Texas can't legally secede from the U.S., despite popular myth
Historical and legal precedents make it clear that Texas could not leave the Union — at least not legally.
Every few months, the question seems to come up: If Texas wanted to, could it secede from the United States?
Simply put, the answer is no. Historical and legal precedents make it clear that Texas could not leave the Union — at least not legally.
The idea is most often raised by conservatives in the state who are angry over some kind of policy coming from the federal government — and the calls seem to become more frequent when a Democrat is occupying the White House. State Rep. Kyle Biedermann, R-Fredericksburg, filed a bill Tuesday to create a referendum election on whether Texans should create a joint legislative committee “to develop a plan for achieving Texas independence.”
“It is now time that the People of Texas are allowed the right to decide their own future,” he said in a statement announcing the legislation.
The bill doesn’t appear to have much of a chance. And even if it did, experts say, Texas can’t just secede.
“The legality of seceding is problematic,” Eric McDaniel, associate professor of government at the University of Texas at Austin, told The Texas Tribune in 2016. “The Civil War played a very big role in establishing the power of the federal government and cementing that the federal government has the final say in these issues.”
Many historians believe that when the Confederacy surrendered at Appomattox in 1865, the idea of secession was also defeated, McDaniel said. The Union’s victory set a precedent that states could not legally secede.
Some have pointed to Britain’s 2016 vote to leave the European Union as an example. But it’s important to note that the European Union is a loose association of compound states with preexisting protocols for a nation to exit. In contrast, the U.S. Constitution contains procedures for admitting new states into the nation, but none for a state to leave.
Yet the myth that Texas can easily secede persists, in part, because of the state’s history of independence.
Texas declared independence from Mexico in 1836 and spent the next nine years as its own nation.
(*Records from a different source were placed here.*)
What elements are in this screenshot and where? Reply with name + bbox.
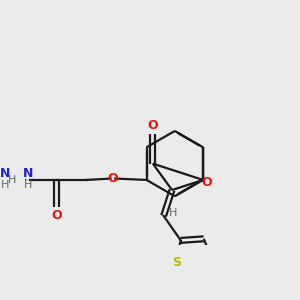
Text: O: O (51, 209, 62, 222)
Text: O: O (108, 172, 118, 184)
Text: S: S (172, 256, 181, 269)
Text: O: O (201, 176, 212, 189)
Text: N: N (23, 167, 33, 180)
Text: H: H (24, 180, 32, 190)
Text: O: O (148, 119, 158, 132)
Text: H: H (1, 180, 9, 190)
Text: N: N (0, 167, 10, 180)
Text: H: H (8, 175, 16, 185)
Text: H: H (169, 208, 177, 218)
While the young country’s leaders first expressed interest in becoming a state in 1836, the Republic of Texas did not join the United States until 1845, when Congress approved the Joint Resolution for Annexing Texas to the United States.
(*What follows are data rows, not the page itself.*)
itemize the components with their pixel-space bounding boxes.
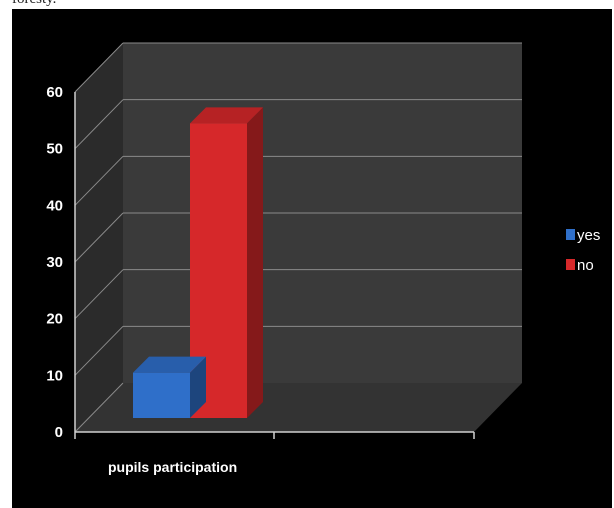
bars xyxy=(133,107,263,418)
grid-lines xyxy=(74,42,522,433)
bar-side xyxy=(190,356,206,418)
side-gridline xyxy=(74,42,124,93)
side-gridline xyxy=(74,99,124,150)
top-caption-text: foresty. xyxy=(12,0,56,8)
y-tick-label: 20 xyxy=(46,311,63,328)
y-tick-label: 0 xyxy=(55,424,63,441)
legend-label: yes xyxy=(577,227,600,244)
axes xyxy=(74,92,475,439)
side-gridline xyxy=(74,269,124,320)
y-tick-label: 10 xyxy=(46,367,63,384)
side-gridline xyxy=(74,382,124,433)
bar-top xyxy=(133,356,206,373)
legend-label: no xyxy=(577,257,594,274)
legend-swatch xyxy=(566,229,575,240)
y-tick-labels: 0 10 20 30 40 50 60 xyxy=(46,84,63,441)
bar-yes xyxy=(133,356,206,418)
y-tick-label: 30 xyxy=(46,254,63,271)
y-tick-label: 60 xyxy=(46,84,63,101)
legend-item-no: no xyxy=(566,257,594,274)
bar-front xyxy=(133,372,190,418)
side-gridline xyxy=(74,155,124,206)
bar-top xyxy=(190,107,263,124)
legend-item-yes: yes xyxy=(566,227,600,244)
y-tick-label: 40 xyxy=(46,197,63,214)
legend: yes no xyxy=(566,227,600,274)
side-gridline xyxy=(74,212,124,263)
y-tick-label: 50 xyxy=(46,141,63,158)
bar-side xyxy=(247,107,263,418)
side-gridline xyxy=(74,325,124,376)
bar-no xyxy=(190,107,263,418)
x-category-labels: pupils participation xyxy=(108,459,237,475)
legend-swatch xyxy=(566,259,575,270)
x-category-label: pupils participation xyxy=(108,459,237,475)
This resolution, which stipulated that Texas could, in the future, choose to divide itself into “New States of convenient size not exceeding four in number, in addition to said State of Texas” is often a cause of confusion about the state’s ability to secede. But the language of the resolution is clear: Texas can split itself into five new states. It says nothing of splitting apart from the United States.
In the years after Texas joined the United States, tensions over slavery and states’ rights mounted. A state convention in 1861 voted 166-8 in favor of secession — a measure that was then ratified by a popular vote, making Texas the seventh state to secede from the Union.
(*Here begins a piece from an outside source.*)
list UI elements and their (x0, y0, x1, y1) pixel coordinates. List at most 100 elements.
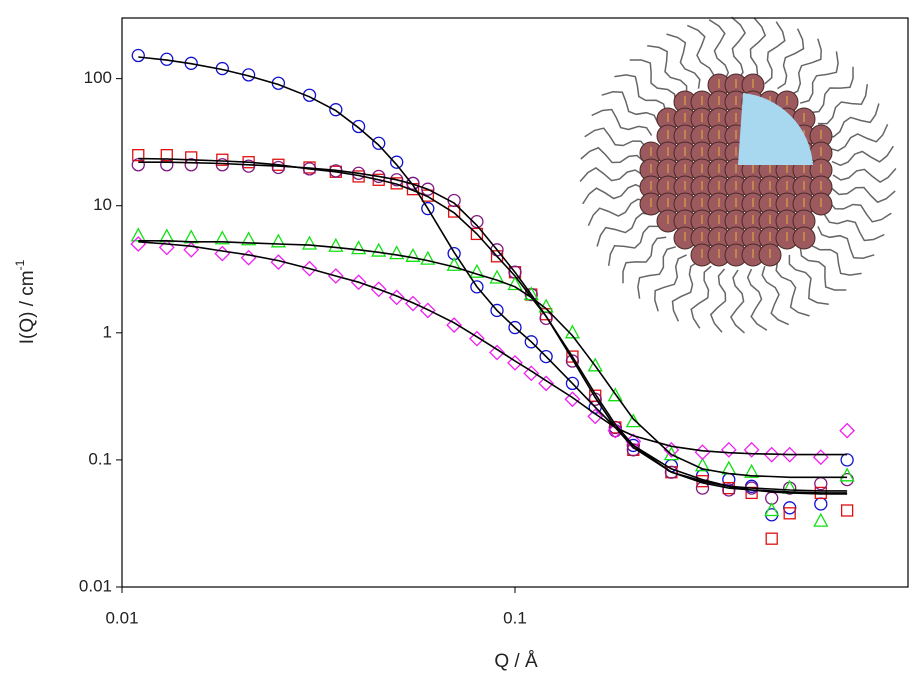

After the Civil War, Texas was readmitted to the Union in 1870.
Yet even before Texas formally rejoined the nation, the U.S. Supreme Court declared that secession was not legal, and thus, even during the rebellion, Texas continued to be a state. In the 1869 case Texas v. White, the court held that individual states could not unilaterally secede from the Union and that the acts of the insurgent Texas Legislature — even if ratified by a majority of Texans — were “absolutely null.”
If there were any doubt remaining after that, late Supreme Court Justice Antonin Scalia set it to rest more than a century later with his response to a letter from a screenwriter in 2006 asking if there is a legal basis for secession.
“The answer is clear,” Scalia wrote. “If there was any constitutional issue resolved by the Civil War, it is that there is no right to secede. (Hence, in the Pledge of Allegiance, ‘one Nation, indivisible.’)”
Matthew Watkins contributed reporting.